Le journalisme de terrain confronte parfois ses auteurs à des situations qui dépassent le simple récit de l’actualité. Avec Captif, le journaliste David Benaym livre le récit d’une détention de plusieurs semaines au Nigeria en 2021, alors qu’il enquêtait sur les communautés juives Igbo du sud-est du pays. Une expérience qui l’a conduit à interroger à la fois sa condition de reporter, son identité personnelle et les fragilités des libertés individuelles dans certaines régions du monde.
Dans un entretien accordé à Aimé Kaniki pour Entrevue, David Benaym explique avoir pris conscience, durant cette captivité, que son homosexualité pouvait constituer un danger vital dans un pays où les minorités sexuelles demeurent fortement exposées aux discriminations et aux persécutions. Cette prise de conscience intervient dans un contexte où plusieurs États continuent de criminaliser l’homosexualité, rappelant que certaines libertés considérées comme acquises en Europe restent loin d’être universelles.
Quand le journaliste devient le sujet de son propre récit
Mais Captif dépasse largement le témoignage personnel. Le livre s’inscrit dans une réflexion plus large sur la vulnérabilité des journalistes confrontés à des régimes autoritaires ou à des zones où l’État de droit demeure fragile. À travers son expérience, Benaym décrit la manière dont un reporter peut soudainement devenir le sujet de sa propre enquête. Celui qui était parti raconter l’histoire d’une minorité religieuse se retrouve lui-même plongé dans une situation où les questions d’identité, de liberté et de survie deviennent centrales.
L’ouvrage interroge également la place de l’intime dans le récit journalistique contemporain. Longtemps, une certaine tradition du reportage valorisait l’effacement du journaliste derrière les faits. Pourtant, les grandes crises du XXIe siècle ont progressivement remis en lumière la subjectivité du témoin. En assumant d’évoquer sa séropositivité, son homosexualité ou encore les épreuves personnelles qui ont jalonné son parcours, David Benaym s’inscrit dans cette évolution où le vécu individuel devient aussi un outil de compréhension du monde.

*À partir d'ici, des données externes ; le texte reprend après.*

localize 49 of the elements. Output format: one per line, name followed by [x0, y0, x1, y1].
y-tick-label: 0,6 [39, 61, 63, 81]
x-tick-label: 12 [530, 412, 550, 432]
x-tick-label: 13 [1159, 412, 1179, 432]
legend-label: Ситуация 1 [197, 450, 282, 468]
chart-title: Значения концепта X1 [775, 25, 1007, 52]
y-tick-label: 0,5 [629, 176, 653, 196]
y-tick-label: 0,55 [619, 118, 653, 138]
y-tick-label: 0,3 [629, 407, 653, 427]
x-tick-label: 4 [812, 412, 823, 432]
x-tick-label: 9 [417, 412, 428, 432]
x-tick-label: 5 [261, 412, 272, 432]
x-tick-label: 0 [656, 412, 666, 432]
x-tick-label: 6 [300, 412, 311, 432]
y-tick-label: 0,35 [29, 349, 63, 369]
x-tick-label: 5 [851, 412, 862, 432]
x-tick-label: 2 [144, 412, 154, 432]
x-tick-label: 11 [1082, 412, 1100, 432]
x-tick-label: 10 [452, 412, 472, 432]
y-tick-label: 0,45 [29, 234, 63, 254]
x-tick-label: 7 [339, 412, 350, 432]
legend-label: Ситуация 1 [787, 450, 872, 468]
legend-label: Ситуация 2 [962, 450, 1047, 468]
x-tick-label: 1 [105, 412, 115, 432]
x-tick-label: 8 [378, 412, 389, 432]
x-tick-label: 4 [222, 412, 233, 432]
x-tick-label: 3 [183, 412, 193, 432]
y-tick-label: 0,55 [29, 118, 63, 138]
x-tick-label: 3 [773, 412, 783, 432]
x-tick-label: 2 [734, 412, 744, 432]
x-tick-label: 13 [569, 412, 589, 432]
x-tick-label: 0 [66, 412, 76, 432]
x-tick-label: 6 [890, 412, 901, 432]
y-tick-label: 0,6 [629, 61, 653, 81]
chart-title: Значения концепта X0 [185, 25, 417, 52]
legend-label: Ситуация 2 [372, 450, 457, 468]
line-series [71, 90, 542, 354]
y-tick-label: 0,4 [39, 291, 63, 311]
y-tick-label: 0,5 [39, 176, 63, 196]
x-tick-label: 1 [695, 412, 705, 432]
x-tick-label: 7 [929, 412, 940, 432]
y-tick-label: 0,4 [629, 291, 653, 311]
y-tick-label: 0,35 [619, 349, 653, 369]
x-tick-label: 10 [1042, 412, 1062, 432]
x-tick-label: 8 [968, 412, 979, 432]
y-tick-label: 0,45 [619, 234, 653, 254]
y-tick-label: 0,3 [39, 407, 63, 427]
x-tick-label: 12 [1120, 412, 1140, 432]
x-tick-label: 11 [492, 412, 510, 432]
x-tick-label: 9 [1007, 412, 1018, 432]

Une réflexion sur les limites de l’universel
Loin des rédactions occidentales et des débats sur l’avenir des médias, le parcours de David Benaym rappelle une évidence parfois oubliée : dans de nombreux pays, enquêter reste une activité qui expose directement celui qui la pratique. Le journaliste n’est plus seulement observateur. Il peut devenir, malgré lui, un acteur des événements qu’il était venu raconter. L’expérience nigériane décrite dans Captif montre à quel point les protections que l’on considère souvent comme acquises (liberté d’expression, liberté de circulation ou liberté de vivre son orientation sexuelle) demeurent profondément dépendantes du contexte politique et culturel dans lequel elles s’exercent.
Au-delà du destin singulier d’un journaliste, Captif pose finalement une question plus universelle : que reste-t-il des convictions, des identités et des certitudes lorsque les protections habituelles disparaissent ? À travers ce récit de captivité, David Benaym invite le lecteur à réfléchir à la valeur concrète de la liberté, non comme un principe abstrait, mais comme une réalité dont l’absence révèle toute l’importance.